Restrict migrate upgrade permission to user1

Well it is not just web test - if the migration is preserving IDs and a user is logged in as a user that will be migrated all sorts of weird things can happen.

I think it would make sense to restrict this permission to user 1. As @mikeryan pointed out, it doesn't make sense to have data like a user account in the destination site before migration anyway.

@alexpott and I discussed whether it should also have a settings.php override flag, but agreed that would not work from a security standpoint.

Why wouldn't the settings.php override work from a security standpoint? Doesn't really seem worse than the update.php one, or leaving the installer open on an uninstalled site etc.

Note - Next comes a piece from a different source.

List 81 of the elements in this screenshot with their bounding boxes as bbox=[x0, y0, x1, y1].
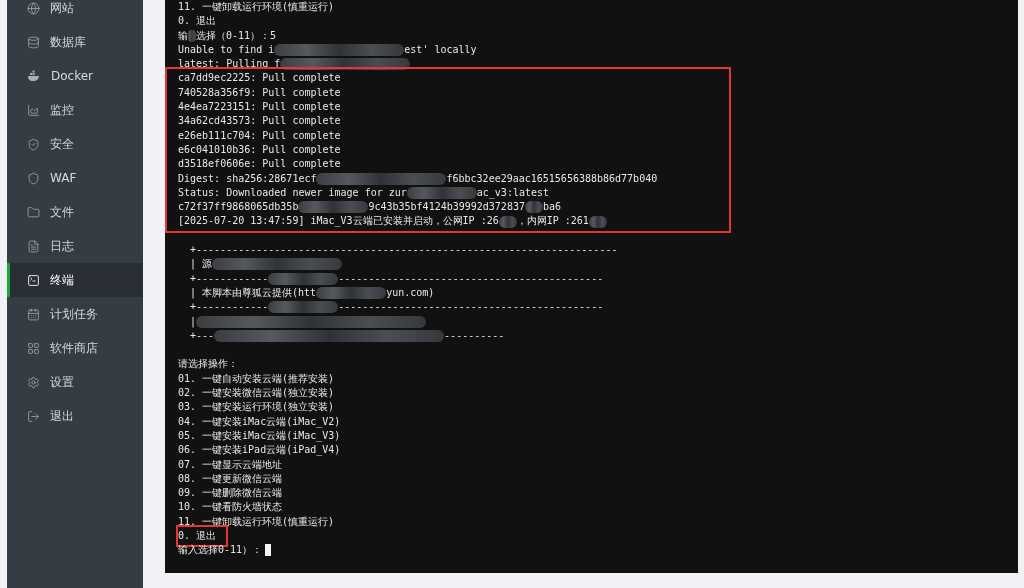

I have a knee-jerk reaction against requiring user 1 only, since we've got various issues open to try to discourage people from logging in as user/1. Although I get why we can't let other users migrate when the migration is supposed to destroy their account potentially.

@catch because update_free_access does not require you to be anonymous. So you could be another user and then this is overwritten by the incoming migration and you are suddenly logged in as a user you should not be able to log in as.

We could make the access check (user 1 || (anonymous && $migrate_free_access) though to avoid that.

This is fixing a bug - if you are logged in as user which does not have administer software updates in the source site the migration will break.

Gonna re-upload the patch and see if that helps...

Missing an @group from the test - fun...

Since the Migrate UI is alpha-experimental and new as of 8.1.x, this and other issues for it can be committed during the 8.1.x beta.

I don't think having a $migrate_free_access is a good idea, for the reasons @alexpott describes, but also the risk of someone leaving a site open to migrate anything attackers want into it seems pretty... well, not worth risking. For update.php, you already need access to the codebase to change things. And for migrate it's not just an uninstalled site; it'd be easy to leave it on accidentally post-migration.

If the access check is only checking if we're user 1 is it worth having a generic, SuperUser access check rather than migrate specific? Although I would agree, we don't want to encourage people using it as it wouldn't normally be needed.

@benjy I think we don't want to encourage people to use it. Doing something like this on a case by case is acceptable.

Patch looks good to me.

Unrelated test failure :(

Yes agreed on keeping the user 1 access to a one-off, don't want to make that easy and this is a very particular case.

Committed/pushed to 8.2.x and cherry-picked to 8.1.x. Thanks!